Nun hat die EU-Kommission endlich gehandelt – und einen „Aktionsplan“ vorgestellt, mit dem die Modernisierung des unübersichtlichen Mehrwertsteuersystems entscheidend vorangetrieben werden soll. „Einfacher, weniger betrugsanfällig und unternehmensfreundlicher“, lautet die Devise, zudem „den grenzüberschreitenden Handel erleichtern und mit der digitalen und mobilen Wirtschaft Schritt halten“. Aus E-Reading-Perspektive besonders interessant ist die vorgeschlagene Option, den einzelnen Staaten mehr Spielraum bei der Ausgestaltung der Steuersätze zu geben:

„Mehr Autonomie bei Mehrwertsteuersätzen“

„Im Einklang mit dem Subsidiaritätsprinzip könnten die Mitgliedstaaten mehr Autonomie bei der Festlegung der Mehrwertsteuersätze erhalten, sofern angemessene Garantien dafür bestehen, dass übermäßige Komplexität und Wettbewerbsverzerrungen verhindert werden und das Funktionieren des Binnenmarkts nicht beeinträchtigt wird“, heißt es im Factsheet der EU-Kommission.

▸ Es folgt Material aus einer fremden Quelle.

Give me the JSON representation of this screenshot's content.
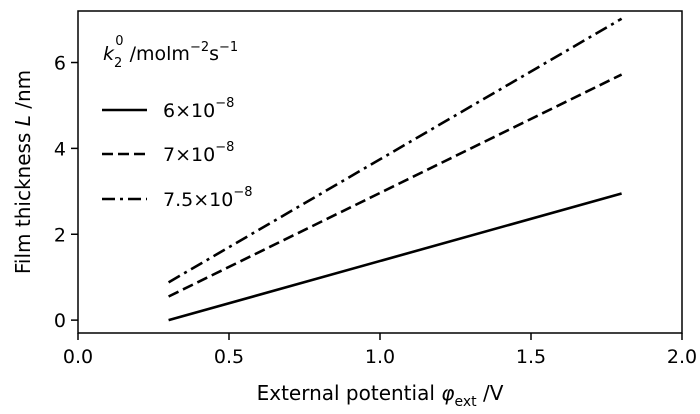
{
  "chart_data": {
    "type": "line",
    "xlabel": {
      "prefix": "External potential ",
      "symbol": "φ",
      "subscript": "ext",
      "suffix": " /V"
    },
    "ylabel": {
      "prefix": "Film thickness ",
      "symbol": "L",
      "suffix": " /nm"
    },
    "xlim": [
      0.0,
      2.0
    ],
    "ylim": [
      -0.3,
      7.2
    ],
    "xticks": [
      0.0,
      0.5,
      1.0,
      1.5,
      2.0
    ],
    "xtick_labels": [
      "0.0",
      "0.5",
      "1.0",
      "1.5",
      "2.0"
    ],
    "yticks": [
      0,
      2,
      4,
      6
    ],
    "ytick_labels": [
      "0",
      "2",
      "4",
      "6"
    ],
    "grid": false,
    "legend": {
      "placement": "top-left",
      "title": {
        "symbol": "k",
        "subscript": "2",
        "superscript": "0",
        "unit_prefix": " /molm",
        "unit_exp1": "−2",
        "unit_mid": "s",
        "unit_exp2": "−1"
      }
    },
    "series": [
      {
        "label_base": "6×10",
        "label_exp": "−8",
        "dash": "solid",
        "x": [
          0.3,
          1.8
        ],
        "y": [
          0.0,
          2.95
        ]
      },
      {
        "label_base": "7×10",
        "label_exp": "−8",
        "dash": "dashed",
        "x": [
          0.3,
          1.8
        ],
        "y": [
          0.55,
          5.72
        ]
      },
      {
        "label_base": "7.5×10",
        "label_exp": "−8",
        "dash": "dashdot",
        "x": [
          0.3,
          1.8
        ],
        "y": [
          0.88,
          7.02
        ]
      }
    ]
  }
}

Dass die Mitgliedsstaaten solche Möglichkeiten nutzen, zeigt das Vorbild Hörbücher: da die bisher geltende EU-Systemrichtlinie hier bereits Abweichungen erlaubt, hatte z.B. Deutschland den Steuersatz zum 1. Januar 2015 von 19 auf 7 Prozent gesenkt.

„Frühstens 2017 könnten E-Books billiger werden“

Bei E-Books könnte sich nun auch etwas ändern, wenn der Aktionsplan Erfolg hat. Erst mal soll damit die politische Diskussion angestoßen werden. Bis zum Jahr 2017, so der Aktionsplan weiter, soll dann die EU-Kommission detaillierte Gesetzesvorschläge vorlegen. Optimistisch gerechnet würde dann vielleicht 2018 europaweit die Tür für günstigere E-Books offenstehen — und könnte von der dann amtierenden Bundesregierung genutzt werden. Die derzeitige Große Koalition in Berlin zumindest ist ja grundsätzlich pro 7 Prozent für E-Books.